Pour laisser croire qu’ils étaient deux jeunes adolescents amoureux, Anastasia et Rayan étaient montés à l’arrière d’une voiture sans se lâcher les mains depuis leurs retrouvailles en bas des pistes.

En fin d’après-midi, les deux voitures arrivèrent au chalet avec la nuit. Le petit groupe s’était arrêté pour faire les courses dans une grande surface avec leur budget commun. Et après avoir déchargé les sacs de provisions et fait sécher les skis dans la réserve, ils se retrouvèrent tous sur la terrasse.

— C’est bon ? demanda Nina à Cynthia qui finissait le dernier aller-retour.

— Oui. Tout est rentré ! confirma Éloïse en refermant le coffre.

Tout à coup, Éthan lança avec un air enjoué :

— 15 h 23 pour Arthur !

Ils échangèrent tous un regard en secouant la tête et en riant.

— Pas mieux ! répondit Agathe. La première qui est tombée, c’est Nina à 16 h 52.

Étonnée de la précision de l’heure, Anastasia remarqua qu’ils semblaient prendre leur petit jeu très au sérieux.

— Et merde ! J’le sentais ! avoua Arthur en commençant à se dénuder avant de se jeter en tenue d’Adam dans la neige.

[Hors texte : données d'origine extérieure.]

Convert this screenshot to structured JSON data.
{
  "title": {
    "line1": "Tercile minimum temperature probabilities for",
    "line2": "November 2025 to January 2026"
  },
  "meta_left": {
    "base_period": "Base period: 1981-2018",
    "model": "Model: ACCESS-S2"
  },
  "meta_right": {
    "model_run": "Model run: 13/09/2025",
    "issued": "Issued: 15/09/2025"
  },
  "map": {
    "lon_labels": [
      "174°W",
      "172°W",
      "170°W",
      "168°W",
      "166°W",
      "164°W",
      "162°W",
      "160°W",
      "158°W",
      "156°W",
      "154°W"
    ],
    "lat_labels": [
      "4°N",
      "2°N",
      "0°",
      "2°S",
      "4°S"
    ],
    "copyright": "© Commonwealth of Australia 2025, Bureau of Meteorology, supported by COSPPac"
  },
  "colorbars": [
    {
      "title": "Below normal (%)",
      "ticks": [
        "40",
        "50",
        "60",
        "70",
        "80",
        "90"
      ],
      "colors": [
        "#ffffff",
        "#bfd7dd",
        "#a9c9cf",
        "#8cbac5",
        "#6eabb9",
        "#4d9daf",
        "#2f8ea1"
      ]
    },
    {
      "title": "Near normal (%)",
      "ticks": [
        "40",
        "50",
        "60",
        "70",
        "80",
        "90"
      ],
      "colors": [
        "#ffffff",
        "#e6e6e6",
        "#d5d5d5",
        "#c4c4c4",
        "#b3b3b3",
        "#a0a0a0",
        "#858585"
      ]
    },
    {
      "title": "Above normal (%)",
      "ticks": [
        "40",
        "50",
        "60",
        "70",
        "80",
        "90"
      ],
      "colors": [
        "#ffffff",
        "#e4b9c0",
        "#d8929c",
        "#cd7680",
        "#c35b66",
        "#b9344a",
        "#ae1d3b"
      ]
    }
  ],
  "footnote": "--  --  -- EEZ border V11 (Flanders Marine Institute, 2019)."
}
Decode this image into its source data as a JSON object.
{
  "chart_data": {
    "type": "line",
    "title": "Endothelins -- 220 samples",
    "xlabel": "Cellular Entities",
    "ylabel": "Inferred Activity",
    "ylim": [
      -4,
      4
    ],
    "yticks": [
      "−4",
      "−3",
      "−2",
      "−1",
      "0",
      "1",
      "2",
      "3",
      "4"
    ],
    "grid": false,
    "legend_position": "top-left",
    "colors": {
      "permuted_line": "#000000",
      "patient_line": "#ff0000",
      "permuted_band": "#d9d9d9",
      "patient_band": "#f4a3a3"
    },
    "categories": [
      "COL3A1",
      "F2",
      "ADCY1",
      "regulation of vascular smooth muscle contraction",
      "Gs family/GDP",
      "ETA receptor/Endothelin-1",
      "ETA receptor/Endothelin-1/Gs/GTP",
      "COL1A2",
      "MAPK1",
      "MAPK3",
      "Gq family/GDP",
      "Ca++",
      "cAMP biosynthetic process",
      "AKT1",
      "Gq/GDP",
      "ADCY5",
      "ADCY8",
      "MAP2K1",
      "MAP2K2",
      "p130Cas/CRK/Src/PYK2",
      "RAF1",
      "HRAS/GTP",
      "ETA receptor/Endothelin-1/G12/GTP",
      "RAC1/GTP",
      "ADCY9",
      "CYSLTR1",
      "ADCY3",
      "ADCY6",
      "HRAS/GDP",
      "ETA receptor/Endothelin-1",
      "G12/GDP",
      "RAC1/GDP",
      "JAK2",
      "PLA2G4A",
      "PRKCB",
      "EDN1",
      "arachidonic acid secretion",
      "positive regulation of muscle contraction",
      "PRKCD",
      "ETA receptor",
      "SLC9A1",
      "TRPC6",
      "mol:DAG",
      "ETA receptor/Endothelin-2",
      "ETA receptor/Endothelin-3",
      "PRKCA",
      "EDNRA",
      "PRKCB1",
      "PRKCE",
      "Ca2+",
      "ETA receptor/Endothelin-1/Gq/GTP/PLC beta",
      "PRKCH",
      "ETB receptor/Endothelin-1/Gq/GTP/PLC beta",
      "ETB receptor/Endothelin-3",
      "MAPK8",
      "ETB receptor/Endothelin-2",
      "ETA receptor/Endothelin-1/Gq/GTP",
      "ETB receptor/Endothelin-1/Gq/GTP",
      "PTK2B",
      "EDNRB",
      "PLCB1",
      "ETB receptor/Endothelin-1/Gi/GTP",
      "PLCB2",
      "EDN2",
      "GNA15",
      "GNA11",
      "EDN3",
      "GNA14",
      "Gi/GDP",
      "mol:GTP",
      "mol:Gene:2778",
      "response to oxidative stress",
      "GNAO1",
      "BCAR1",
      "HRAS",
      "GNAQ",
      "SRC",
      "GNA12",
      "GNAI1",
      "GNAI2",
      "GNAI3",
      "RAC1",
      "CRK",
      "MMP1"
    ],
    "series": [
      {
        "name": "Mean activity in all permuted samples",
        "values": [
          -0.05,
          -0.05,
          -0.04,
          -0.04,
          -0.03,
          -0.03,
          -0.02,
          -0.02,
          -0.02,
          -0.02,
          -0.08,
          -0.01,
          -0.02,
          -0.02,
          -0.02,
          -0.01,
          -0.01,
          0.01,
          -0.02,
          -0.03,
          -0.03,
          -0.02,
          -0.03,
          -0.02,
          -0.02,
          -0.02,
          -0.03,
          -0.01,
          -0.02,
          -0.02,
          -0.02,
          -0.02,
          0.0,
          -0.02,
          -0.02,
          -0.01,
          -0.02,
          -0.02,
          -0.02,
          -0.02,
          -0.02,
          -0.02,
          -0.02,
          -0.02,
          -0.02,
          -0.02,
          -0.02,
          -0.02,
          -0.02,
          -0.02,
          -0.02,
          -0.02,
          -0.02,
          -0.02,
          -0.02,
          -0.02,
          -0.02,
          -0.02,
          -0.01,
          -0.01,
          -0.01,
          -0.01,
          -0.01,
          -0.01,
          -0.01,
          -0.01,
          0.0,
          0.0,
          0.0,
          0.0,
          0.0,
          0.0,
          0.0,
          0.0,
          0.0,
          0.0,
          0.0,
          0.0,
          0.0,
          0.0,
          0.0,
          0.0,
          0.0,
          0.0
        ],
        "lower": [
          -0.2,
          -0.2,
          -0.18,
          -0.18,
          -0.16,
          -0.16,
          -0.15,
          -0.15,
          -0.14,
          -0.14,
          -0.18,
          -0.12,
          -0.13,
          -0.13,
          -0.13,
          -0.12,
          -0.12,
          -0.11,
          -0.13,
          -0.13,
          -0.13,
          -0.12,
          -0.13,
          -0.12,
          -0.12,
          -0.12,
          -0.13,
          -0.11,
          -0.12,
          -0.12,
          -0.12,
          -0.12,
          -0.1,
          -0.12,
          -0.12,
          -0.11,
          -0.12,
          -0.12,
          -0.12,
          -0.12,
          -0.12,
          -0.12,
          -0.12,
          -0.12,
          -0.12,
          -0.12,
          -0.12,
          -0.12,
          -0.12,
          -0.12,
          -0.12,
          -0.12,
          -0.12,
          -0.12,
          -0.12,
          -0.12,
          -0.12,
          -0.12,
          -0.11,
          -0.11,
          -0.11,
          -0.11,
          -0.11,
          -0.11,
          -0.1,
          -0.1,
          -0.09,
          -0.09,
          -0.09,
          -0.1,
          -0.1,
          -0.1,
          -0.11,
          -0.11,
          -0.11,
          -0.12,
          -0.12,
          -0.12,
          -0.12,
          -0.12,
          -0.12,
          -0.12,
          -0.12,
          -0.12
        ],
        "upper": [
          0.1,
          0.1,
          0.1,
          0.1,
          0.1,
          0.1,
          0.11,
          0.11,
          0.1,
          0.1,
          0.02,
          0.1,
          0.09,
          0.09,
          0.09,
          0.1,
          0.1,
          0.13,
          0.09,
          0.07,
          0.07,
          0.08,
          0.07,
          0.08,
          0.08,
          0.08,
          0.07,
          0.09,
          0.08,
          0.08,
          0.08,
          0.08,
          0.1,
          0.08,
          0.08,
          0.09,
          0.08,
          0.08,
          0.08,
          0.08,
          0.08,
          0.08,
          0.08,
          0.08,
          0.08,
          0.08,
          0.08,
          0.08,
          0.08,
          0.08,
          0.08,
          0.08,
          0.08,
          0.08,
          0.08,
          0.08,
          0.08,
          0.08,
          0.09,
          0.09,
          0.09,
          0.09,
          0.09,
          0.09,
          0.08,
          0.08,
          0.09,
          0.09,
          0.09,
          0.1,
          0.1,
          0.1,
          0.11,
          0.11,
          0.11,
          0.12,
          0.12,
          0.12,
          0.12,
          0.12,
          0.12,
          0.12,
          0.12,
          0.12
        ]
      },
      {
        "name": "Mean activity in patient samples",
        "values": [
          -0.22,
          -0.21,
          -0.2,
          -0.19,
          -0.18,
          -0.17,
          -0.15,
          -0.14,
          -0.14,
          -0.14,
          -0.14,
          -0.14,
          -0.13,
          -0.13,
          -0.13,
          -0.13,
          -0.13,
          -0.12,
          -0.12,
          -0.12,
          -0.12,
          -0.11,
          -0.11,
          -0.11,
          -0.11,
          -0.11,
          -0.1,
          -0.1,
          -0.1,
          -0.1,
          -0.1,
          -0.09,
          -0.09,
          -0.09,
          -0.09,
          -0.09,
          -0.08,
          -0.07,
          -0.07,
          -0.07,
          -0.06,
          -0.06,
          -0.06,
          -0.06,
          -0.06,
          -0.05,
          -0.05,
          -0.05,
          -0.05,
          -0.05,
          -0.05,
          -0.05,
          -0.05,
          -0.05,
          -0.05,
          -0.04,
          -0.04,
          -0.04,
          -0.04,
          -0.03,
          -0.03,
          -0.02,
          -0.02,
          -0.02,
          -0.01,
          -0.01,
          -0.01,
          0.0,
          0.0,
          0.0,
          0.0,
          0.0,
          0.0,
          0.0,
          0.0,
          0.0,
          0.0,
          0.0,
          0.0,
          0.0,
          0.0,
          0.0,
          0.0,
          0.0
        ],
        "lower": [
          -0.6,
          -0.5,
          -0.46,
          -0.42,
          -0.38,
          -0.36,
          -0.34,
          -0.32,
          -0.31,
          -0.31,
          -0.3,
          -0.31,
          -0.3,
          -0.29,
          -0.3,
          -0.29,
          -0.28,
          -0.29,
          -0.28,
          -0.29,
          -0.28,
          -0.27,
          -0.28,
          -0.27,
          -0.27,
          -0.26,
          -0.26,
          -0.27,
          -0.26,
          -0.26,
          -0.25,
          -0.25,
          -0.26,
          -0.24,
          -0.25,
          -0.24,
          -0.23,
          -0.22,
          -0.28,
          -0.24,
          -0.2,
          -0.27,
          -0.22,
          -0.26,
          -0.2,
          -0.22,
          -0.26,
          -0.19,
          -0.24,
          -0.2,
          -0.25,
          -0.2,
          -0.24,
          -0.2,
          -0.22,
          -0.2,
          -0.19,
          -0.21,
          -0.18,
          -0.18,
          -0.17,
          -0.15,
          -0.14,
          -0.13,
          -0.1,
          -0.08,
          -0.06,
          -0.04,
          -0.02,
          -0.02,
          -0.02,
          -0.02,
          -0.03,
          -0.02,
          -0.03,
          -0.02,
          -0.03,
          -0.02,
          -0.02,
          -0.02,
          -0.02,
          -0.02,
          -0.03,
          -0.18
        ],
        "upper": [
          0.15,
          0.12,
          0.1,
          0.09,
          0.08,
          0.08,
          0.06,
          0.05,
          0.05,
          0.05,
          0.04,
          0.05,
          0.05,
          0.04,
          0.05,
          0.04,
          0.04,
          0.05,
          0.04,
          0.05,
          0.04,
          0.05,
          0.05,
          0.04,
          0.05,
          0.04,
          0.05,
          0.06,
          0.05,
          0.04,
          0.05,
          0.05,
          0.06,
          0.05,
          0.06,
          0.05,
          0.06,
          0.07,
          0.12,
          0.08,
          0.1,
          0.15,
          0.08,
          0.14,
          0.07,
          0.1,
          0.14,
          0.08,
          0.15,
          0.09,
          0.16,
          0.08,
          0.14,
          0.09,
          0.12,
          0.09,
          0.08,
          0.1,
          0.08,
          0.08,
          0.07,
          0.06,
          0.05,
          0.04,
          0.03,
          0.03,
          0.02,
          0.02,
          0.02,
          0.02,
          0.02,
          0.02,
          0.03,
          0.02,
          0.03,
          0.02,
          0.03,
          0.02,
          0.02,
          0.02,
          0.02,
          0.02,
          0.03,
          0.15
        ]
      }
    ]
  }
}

Le beau black effectua quelques roulades en hurlant de joie, évidemment ! Puis, les mains cachant son entrejambe, il revint sur la terrasse. Il fit le tour en pavanant devant les filles avant de se rhabiller. Entre les tablettes de chocolat et les biceps tatoués, Cynthia n’en perdait pas une miette et le matait ouvertement, le sourire aux lèvres. Anastasia le reluquait aussi, mais plus discrètement grâce au dos d’Éthan qui se trouvait par chance devant elle. Agacé en voyant le sourire de sa fausse petite amie qui profitait allègrement du spectacle, Rayan fronça les sourcils. Amusée cinq minutes, Nina, complètement désintéressée par les fesses d’Arthur, rentra finir de ranger les provisions de la semaine dans les placards. En passant devant Agathe, Arthur se pencha vers l’avant pour se frotter contre elle pour la taquiner.

— Aaaaah ! Ma chère Agathe ! s’écria-t-il. Admire le mâle ! Avoue que tu n’en as jamais vu d’aussi belles ! dit-il en parlant de ses fesses musclées.

La jolie brune aux cheveux courts prit un air faussement offusqué qui voulait dire « n’importe quoi ! ».

— Avec mon physique de rêve, je vais te faire virer de bord, moi !

— Non non, j’crois pas ! lui assura-t-elle, amusée mais sûre d’elle.

Cynthia se pencha vers Anastasia pour lui parler à voix basse :

— Agathe dit « non », mais moi j’aurais dit « oui » ! Tu as vu la bête !

Rayan regarda Anastasia qui, en guise de réponse, souleva les sourcils avec un air charmé.

— Tu ne sais pas ce que tu perds ! s’écria Arthur en s’éloignant d’Agathe pour retrouver Éloïse qui lui gardait ses vêtements.

— T’as fini de faire le guignol ? maugréa cette dernière en levant les yeux au ciel, exaspérée. Allez, rhabille-toi ! Tu vas attraper un rhume et tu vas encore râler si tu es malade pendant les vacances.

Arthur embrassa sa petite amie.

— Ce n’est pas grave, j’ai une infirmière à domicile ! C’est moi le plus beau, hein ?

Connaissant le plaisantin avec qui elle sortait, Éloïse se mit à rire avant de lui assurer que oui. Ravi de l’entendre, il l’embrassa à nouveau et la prit par la main pour rentrer.

— En même temps, je ne regarde pas les autres pour comparer ! rajouta Éloïse pour le taquiner.

Devant l’air boudeur de son copain, elle s’esclaffa.

— Mais oui ! Tu es le plus beau, mon chéri.

— Ah bon ! Je préfère ! s’exclama-t-il sans cacher sa fierté.

— Allez ! Rentre, Play-boy ! le poussa-t-elle vers l’intérieur.

Cynthia et Anastasia les suivaient et la grande blonde se pencha sur sa droite pour chuchoter à la petite blonde :

— C’est vrai qu’il est plutôt bien foutu ! Il a une de ces paires de fesses ce mec ! s’extasiait-elle.

— J’ai vu, j’ai vu ! murmura Anastasia discrètement pour ne pas qu’Éloïse entende, mais pas assez pour Rayan, juste derrière elle.

Furieux, il l’attrapa par le bras et la garda avec lui à l’extérieur après avoir refermé la baie vitrée après que tous les autres soient rentrés.

— Arrête de mater Arthur ! lui demanda-t-il sur un ton ferme.